When Frank was in the Fever Hospital suffering with typhoid, he began to love poetry. Patricia Madigan, the girl next to him who was suffering from diphtheria, read him a poem about a highwayman (which is "The Highwayman" by Alfred Noyes, but Frank doesn't know the title). Each day, he looks forward to hearing a few more verses of the poem, but then Patricia is moved away from his bed. When she's up visiting the lavatory, she dies suddenly. Frank is left wondering what happened to the highwayman, and Seamus, the orderly, can't tell him until he asks someone in the pub (and then Seamus recites the verses for Frank). This episode leaves Frank with a hunger to know more about literature. He keeps reading so he can tell Seamus about what he's reading, and when Frank returns to school, it is clear that he has become a proficient and entertaining writer. When he's put in a class of younger kids because he missed so much school, Frank writes a wonderful composition about "Jesus and the Weather" and is moved up to his right class, sixth, because he writes so well.
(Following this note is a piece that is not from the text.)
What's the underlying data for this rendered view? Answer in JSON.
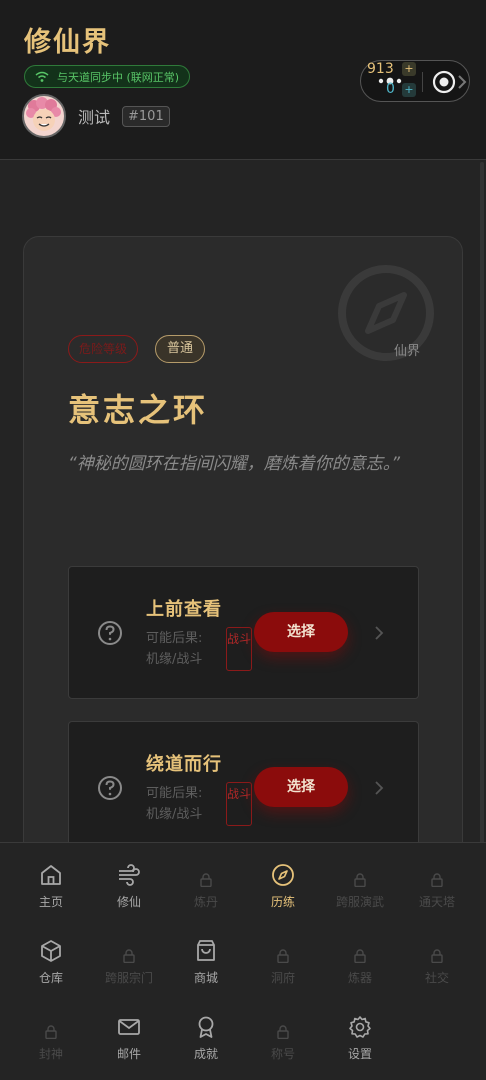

In this chapter, Frank comes down with typhoid fever and must be hospitalized. While he is in the hospital, he learns two important things. First of all, his father comes to visit him and kisses him on the forehead. This is the first time in his life that his father has kissed him, that he can remember. He realizes that his father, in spite of his many faults, loves him.
Frank is also introduced to literature in the hospital, so this is a huge benefit for him. A fellow patient, a girl named Patricia, introduces Frank to books. She lends him a history book and in the book, he comes upon something writte by Shakespeare. Frank becomes enthralled and from that moment on, he is hooked on books.